De nombreuses promesses faites à l’époque — réformes policières, engagements des entreprises contre les discriminations, programmes de diversité — ont depuis été revues à la baisse, voire abandonnées. Les militants dénoncent un retour en arrière, notamment sous l’administration du président Donald Trump, qui a pris pour cible les politiques de diversité, équité et inclusion. Mais les signaux de désengagement étaient visibles bien avant son retour à la Maison Blanche.

À Houston, lors d’un événement commémoratif, Shareeduh McGee, cousine de George Floyd, a exprimé sa désillusion : « Si cette perte immense n’entraîne pas de changement, alors sa mort aura été vaine. » Comme d’autres défenseurs des droits civiques, elle fustige notamment la décision du ministère de la Justice de cesser la surveillance de certains services de police, instaurée après une série de bavures.

Pour Derrick Johnson, président de la NAACP, l’assassinat de Floyd a permis une prise de conscience nationale, mais une « lassitude regrettable » s’est installée depuis. Une tendance que les chercheurs qualifient de « fatigue raciale », observée historiquement après chaque avancée en matière de droits civiques aux États-Unis.

Selon un récent sondage du Pew Research Center, 72 % des Américains estiment que l’accent mis sur les inégalités raciales n’a pas amélioré la condition des Afro-Américains. Et 67 % des personnes noires interrogées doutent que le pays parvienne un jour à l’égalité raciale.

Face à ce désenchantement, des figures comme le révérend Al Sharpton appellent à une mobilisation renforcée. Il prévoit une grande marche sur Wall Street en août pour dénoncer le désengagement du secteur privé et rappeler l’impact du pouvoir économique des Afro-Américains. Des entreprises ayant promis des milliards pour la justice raciale en 2020 ont depuis réduit ou abandonné ces engagements.

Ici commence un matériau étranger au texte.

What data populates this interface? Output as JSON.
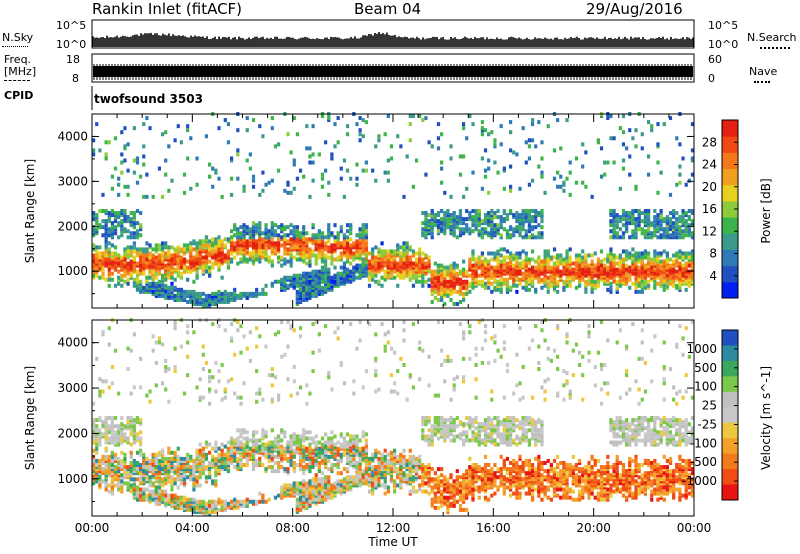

Malgré tout, les militants refusent de baisser les bras. Le mouvement Black Lives Matter, désormais tourné vers des actions politiques locales, continue de faire pression sur les législateurs pour financer des initiatives concrètes, comme le soutien à la santé mentale ou les droits des personnes transgenres noires.

« Il est temps de redoubler d’efforts », affirme Melina Abdullah, fondatrice de BLM Grassroots. Cinq ans après, la lutte pour la justice raciale est toujours bien vivante, mais elle doit désormais composer avec un contexte politique tendu, des reculs institutionnels, et un scepticisme croissant au sein même de la société américaine.